Rung 3: append spatial_unique(0 + trait | coords) and pass a mesh. The simulator places sites in [0,1]^2 automatically when spatial_range is supplied. See SPDE benchmark.

set.seed(4)
sim_s <- simulate_site_trait(
  n_sites = 40, n_species = 1, n_traits = 3,
  mean_species_per_site = 1,
  Lambda_B = matrix(0.0, 3, 1), S_B = rep(0.1, 3),
  spatial_range = 0.3, sigma2_spa = rep(0.4, 3),
  seed = 4
)
df_s <- sim_s$data
mesh <- make_mesh(df_s, c("lon", "lat"), cutoff = 0.1)

fit_spa <- gllvmTMB(
  value ~ 0 + trait + spatial_unique(0 + trait | coords, mesh = mesh),
  data = df_s
)

6e. Two-level + phylo + space (capstone)

The full Nakagawa et al. functional-biogeography model: two levels, phylogeny, and space all at once.

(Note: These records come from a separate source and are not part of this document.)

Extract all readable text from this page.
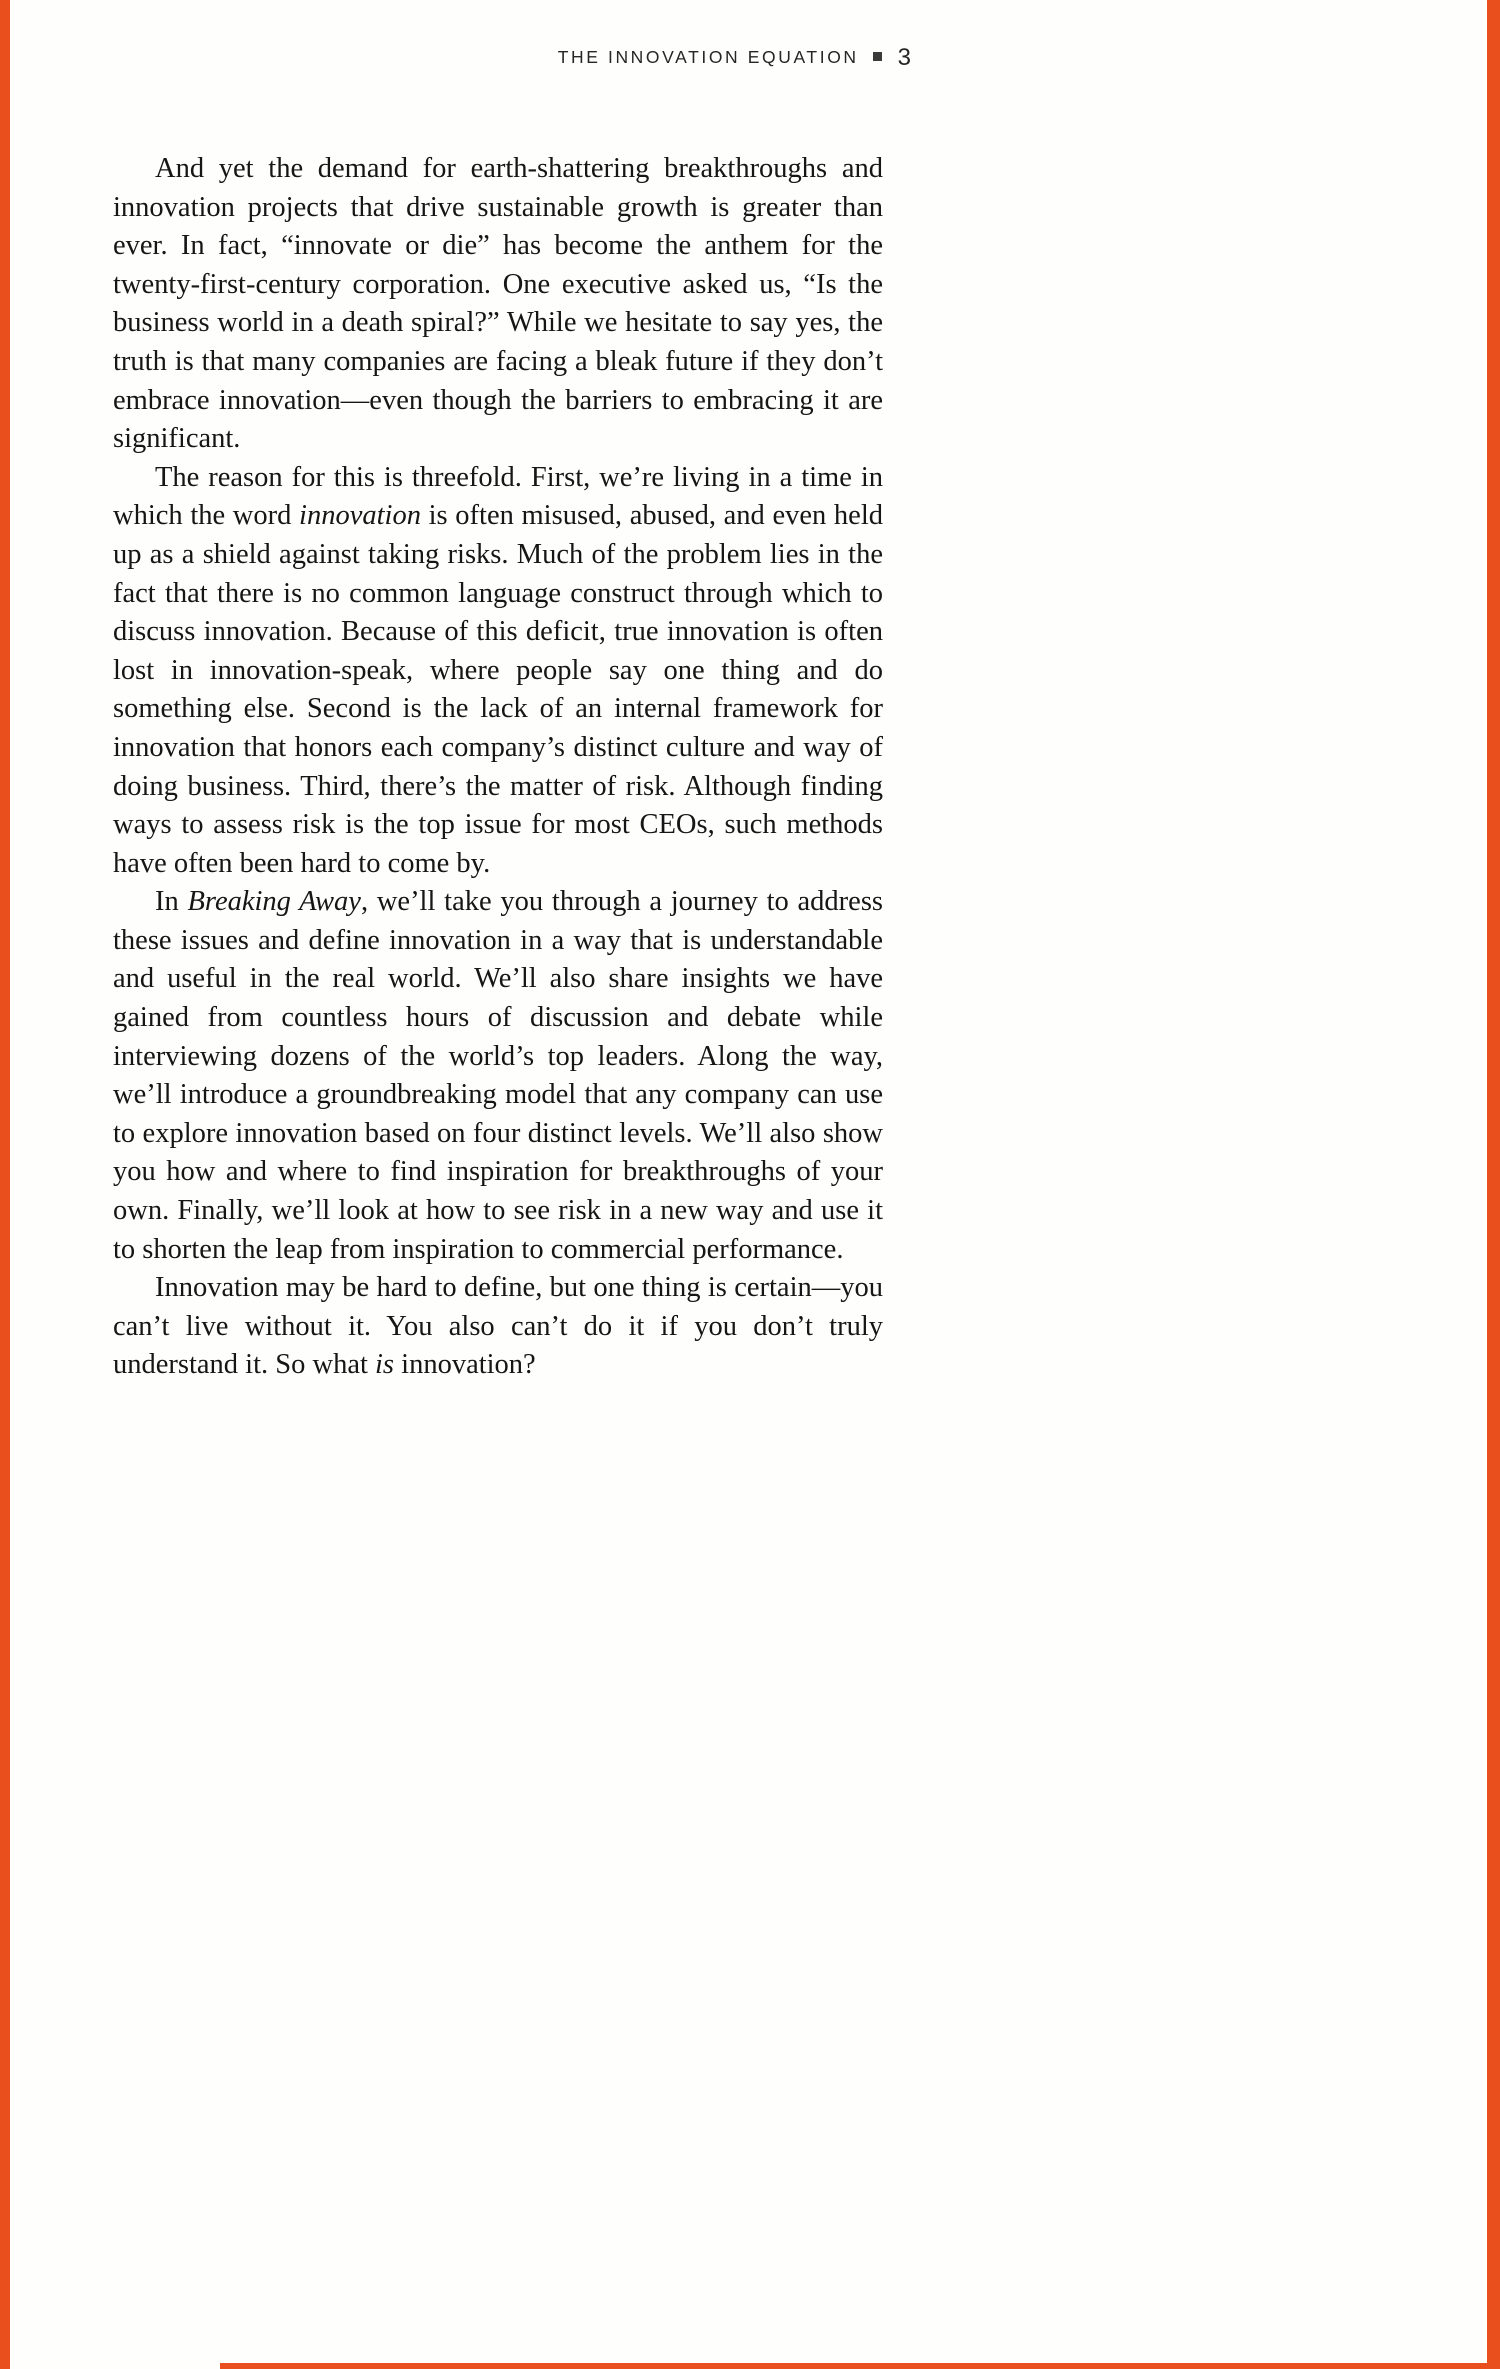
THE INNOVATION EQUATION 3

And yet the demand for earth-shattering breakthroughs and innovation projects that drive sustainable growth is greater than ever. In fact, “innovate or die” has become the anthem for the twenty-first-century corporation. One executive asked us, “Is the business world in a death spiral?” While we hesitate to say yes, the truth is that many companies are facing a bleak future if they don’t embrace innovation—even though the barriers to embracing it are significant.

The reason for this is threefold. First, we’re living in a time in which the word innovation is often misused, abused, and even held up as a shield against taking risks. Much of the problem lies in the fact that there is no common language construct through which to discuss innovation. Because of this deficit, true innovation is often lost in innovation-speak, where people say one thing and do something else. Second is the lack of an internal framework for innovation that honors each company’s distinct culture and way of doing business. Third, there’s the matter of risk. Although finding ways to assess risk is the top issue for most CEOs, such methods have often been hard to come by.

In Breaking Away, we’ll take you through a journey to address these issues and define innovation in a way that is understandable and useful in the real world. We’ll also share insights we have gained from countless hours of discussion and debate while interviewing dozens of the world’s top leaders. Along the way, we’ll introduce a groundbreaking model that any company can use to explore innovation based on four distinct levels. We’ll also show you how and where to find inspiration for breakthroughs of your own. Finally, we’ll look at how to see risk in a new way and use it to shorten the leap from inspiration to commercial performance.

Innovation may be hard to define, but one thing is certain—you can’t live without it. You also can’t do it if you don’t truly understand it. So what is innovation?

The formula reads as a sum of the pieces from sections 1–5. The runnable end-to-end version lives in Functional biogeography; in this article we just show the formula:

fit_full <- gllvmTMB(
  value ~ 0 + trait + (0 + trait):env_1 + (0 + trait):env_2 +
          spatial_unique(0 + trait | coords, mesh = mesh) +
          latent(0 + trait | site, d = 2) +
          unique(0 + trait | site) +
          latent(0 + trait | site_species, d = 1) +
          unique(0 + trait | site_species) +
          phylo_scalar(species, vcv = Cphy),
  data = df
)

7. Diagnostic checklist

After any fit, run through these in order:

Check	How
Optimiser convergence and Hessian PD-ness.	`sanity_multi(fit)`
Implied between-unit trait covariance.	`extract_Sigma(fit, level = "unit")` (and `extract_Sigma(fit, level = "unit_obs")` for two-level fits).
Interpretable loadings.	`getLoadings(fit, level = "unit", rotate = "varimax")`
Did you fit unconstrained `latent()` with `d > 1`? Loadings are not unique.	Use `rotate = "varimax"` for a quick post-hoc rotation, or call `suggest_lambda_constraint()` to propose a confirmatory `lambda_constraint` matrix and refit.
Communalities / ICCs (manuscript Eqs. 13–15).	`extract_ICC_site(fit)`, `extract_communality(fit, level = "unit")`, `extract_communality(fit, level = "unit_obs")`

If sanity_multi() flags a non-PD Hessian or a near-zero loading diagonal, the most common causes are an over-rich model (d too large, too many latent() terms relative to data) or factor-level ordering issues in the long-format data. The Morphometrics article has a worked example of the factor-level pitfall.